About that time, my aunt, who lived then in Amesbury, Massachusetts, took my grandmother, who was in her nineties at that time, for a drive. They liked to do that, exploring the back roads of New England. Returning from one of these rambles, my Victorian grandmother was heard to say that they had been to paradise, where they saw a “fairy tale village.” We all wanted to know where they had been so we could go there too. My grandmother described this place, in an almost operatic aria, as all brick buildings, a lake above and a canal that ran through and under them, falls tumbling like a ladder, down and down, through the center of town. But they could not say where it was or how they got there – just that they “happened” upon it. And so a quest began. Instead of the random drives they used to take, Nanny and Aunt Peg would set out to find again this fairy tale village. They drove and drove, this way and that and probably had some wonderful crawls past Norman Rockwell scenes but my grandmother died at the age of 98 in 1978, never gaining paradise again.

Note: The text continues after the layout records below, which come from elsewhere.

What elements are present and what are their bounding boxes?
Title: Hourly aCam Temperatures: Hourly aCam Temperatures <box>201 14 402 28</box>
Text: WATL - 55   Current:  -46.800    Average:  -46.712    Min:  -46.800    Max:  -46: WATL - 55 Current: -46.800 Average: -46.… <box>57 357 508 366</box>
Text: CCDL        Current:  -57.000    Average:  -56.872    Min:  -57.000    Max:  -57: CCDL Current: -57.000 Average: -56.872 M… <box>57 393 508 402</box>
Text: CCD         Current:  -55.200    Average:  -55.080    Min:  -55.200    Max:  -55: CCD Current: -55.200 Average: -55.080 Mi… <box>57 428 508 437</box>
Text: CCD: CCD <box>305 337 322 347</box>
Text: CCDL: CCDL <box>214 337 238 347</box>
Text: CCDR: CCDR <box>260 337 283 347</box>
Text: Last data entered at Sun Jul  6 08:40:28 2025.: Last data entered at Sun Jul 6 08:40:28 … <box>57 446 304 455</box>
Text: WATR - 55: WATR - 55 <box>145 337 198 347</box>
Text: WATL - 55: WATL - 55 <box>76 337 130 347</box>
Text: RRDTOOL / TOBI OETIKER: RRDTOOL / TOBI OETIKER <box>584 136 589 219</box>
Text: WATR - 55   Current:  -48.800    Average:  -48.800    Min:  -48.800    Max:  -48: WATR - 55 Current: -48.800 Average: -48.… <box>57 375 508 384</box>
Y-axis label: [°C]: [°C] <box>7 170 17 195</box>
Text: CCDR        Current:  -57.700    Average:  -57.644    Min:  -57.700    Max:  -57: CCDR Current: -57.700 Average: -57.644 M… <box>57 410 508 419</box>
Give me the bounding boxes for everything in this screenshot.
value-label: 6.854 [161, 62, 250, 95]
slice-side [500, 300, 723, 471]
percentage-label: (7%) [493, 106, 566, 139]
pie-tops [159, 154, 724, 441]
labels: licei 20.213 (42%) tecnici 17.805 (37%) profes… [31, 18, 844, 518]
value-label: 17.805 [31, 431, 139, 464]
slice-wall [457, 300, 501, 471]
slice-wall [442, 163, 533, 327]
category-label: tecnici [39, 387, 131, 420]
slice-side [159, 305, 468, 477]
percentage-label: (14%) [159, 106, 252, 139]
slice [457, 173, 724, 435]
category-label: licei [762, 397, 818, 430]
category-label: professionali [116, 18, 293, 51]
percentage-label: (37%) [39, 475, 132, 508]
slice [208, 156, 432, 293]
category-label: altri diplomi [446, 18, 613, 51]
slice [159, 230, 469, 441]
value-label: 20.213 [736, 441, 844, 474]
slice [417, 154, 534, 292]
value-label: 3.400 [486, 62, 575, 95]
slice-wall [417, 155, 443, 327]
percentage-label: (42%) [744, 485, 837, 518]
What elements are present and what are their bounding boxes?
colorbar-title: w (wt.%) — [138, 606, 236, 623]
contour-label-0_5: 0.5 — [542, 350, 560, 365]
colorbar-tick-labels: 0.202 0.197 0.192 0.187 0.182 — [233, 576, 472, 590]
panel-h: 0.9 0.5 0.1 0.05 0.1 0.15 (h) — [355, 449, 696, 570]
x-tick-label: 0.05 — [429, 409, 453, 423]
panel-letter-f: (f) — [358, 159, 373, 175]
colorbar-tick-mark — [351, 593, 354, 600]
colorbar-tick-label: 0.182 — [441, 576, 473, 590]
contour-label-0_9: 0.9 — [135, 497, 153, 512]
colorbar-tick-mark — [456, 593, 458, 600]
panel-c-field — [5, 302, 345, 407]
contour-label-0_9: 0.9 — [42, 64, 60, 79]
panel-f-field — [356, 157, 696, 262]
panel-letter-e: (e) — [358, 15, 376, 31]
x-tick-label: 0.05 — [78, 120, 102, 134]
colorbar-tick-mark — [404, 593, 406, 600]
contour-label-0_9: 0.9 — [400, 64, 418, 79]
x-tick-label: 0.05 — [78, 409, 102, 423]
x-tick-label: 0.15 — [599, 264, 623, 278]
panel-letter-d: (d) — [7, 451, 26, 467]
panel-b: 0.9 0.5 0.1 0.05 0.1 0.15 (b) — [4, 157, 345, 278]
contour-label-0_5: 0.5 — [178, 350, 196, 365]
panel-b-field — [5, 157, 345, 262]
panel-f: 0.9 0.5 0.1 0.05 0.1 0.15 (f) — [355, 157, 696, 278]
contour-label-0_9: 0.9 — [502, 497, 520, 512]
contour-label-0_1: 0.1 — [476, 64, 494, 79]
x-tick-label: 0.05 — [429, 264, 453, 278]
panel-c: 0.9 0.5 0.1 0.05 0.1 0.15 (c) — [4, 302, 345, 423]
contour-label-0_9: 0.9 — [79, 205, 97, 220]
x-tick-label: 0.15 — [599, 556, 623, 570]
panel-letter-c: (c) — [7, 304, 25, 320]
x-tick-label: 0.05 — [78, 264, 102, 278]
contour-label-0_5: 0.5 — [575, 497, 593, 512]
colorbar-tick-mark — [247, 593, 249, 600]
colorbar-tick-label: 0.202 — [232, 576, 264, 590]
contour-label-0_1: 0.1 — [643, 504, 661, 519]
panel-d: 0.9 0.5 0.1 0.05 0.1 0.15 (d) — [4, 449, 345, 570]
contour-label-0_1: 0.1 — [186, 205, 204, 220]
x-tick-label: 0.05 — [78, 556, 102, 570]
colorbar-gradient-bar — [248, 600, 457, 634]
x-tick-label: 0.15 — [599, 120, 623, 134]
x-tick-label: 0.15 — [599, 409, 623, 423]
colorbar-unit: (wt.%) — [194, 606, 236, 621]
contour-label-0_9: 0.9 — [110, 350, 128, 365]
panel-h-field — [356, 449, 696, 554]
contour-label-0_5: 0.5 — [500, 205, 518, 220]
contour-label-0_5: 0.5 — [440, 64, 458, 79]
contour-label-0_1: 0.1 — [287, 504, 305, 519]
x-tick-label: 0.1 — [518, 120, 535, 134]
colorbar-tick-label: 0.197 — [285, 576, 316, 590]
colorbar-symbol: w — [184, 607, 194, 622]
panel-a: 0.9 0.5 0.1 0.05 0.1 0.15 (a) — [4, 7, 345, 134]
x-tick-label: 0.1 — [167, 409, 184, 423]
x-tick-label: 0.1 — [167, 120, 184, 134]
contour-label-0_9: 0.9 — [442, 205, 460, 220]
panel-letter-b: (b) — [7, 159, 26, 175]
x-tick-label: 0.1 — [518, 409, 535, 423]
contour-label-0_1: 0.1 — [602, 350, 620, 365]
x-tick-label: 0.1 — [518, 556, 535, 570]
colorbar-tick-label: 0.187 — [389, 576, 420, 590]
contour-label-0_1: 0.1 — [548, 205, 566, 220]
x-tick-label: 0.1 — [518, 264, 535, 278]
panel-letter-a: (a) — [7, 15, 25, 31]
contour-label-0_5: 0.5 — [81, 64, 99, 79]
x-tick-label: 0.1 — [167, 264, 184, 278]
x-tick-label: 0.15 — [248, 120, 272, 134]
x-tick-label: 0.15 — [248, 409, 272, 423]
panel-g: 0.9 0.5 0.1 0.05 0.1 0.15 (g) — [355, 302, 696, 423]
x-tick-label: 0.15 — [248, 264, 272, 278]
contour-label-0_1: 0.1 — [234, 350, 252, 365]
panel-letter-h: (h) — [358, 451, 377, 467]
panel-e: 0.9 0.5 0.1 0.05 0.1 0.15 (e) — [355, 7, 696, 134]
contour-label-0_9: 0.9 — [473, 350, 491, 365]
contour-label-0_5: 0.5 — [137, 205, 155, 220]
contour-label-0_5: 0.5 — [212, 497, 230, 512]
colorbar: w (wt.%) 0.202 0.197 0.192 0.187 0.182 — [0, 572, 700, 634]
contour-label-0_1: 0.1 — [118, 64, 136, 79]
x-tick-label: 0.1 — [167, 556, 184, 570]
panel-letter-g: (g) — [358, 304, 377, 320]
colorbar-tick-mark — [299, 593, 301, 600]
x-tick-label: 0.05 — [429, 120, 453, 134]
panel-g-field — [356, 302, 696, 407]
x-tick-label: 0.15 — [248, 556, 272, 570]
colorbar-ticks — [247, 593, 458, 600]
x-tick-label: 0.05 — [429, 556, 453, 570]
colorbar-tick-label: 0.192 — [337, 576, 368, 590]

In 1982, I bought a little rundown house in the woods in Chesham, a small section of Harrisville. I had never heard of either town but it was near where I worked and I liked the promise the house held. I had big plans. I gave Aunt Peg directions to come see what I had bought. When she arrived, she was so excited, she scarcely glanced at my (humble) purchase. “I found it!” she cried out as she entered. On her way she had passed through Harrisville. “I found the fairy tale village again!” We stood in silence, mouths agape. How could it be? I had managed not only to find that storied village but, unaware that this was the place for which Nanny and Aunt Peg had searched so long, I made it my home. It’s only gotten better since.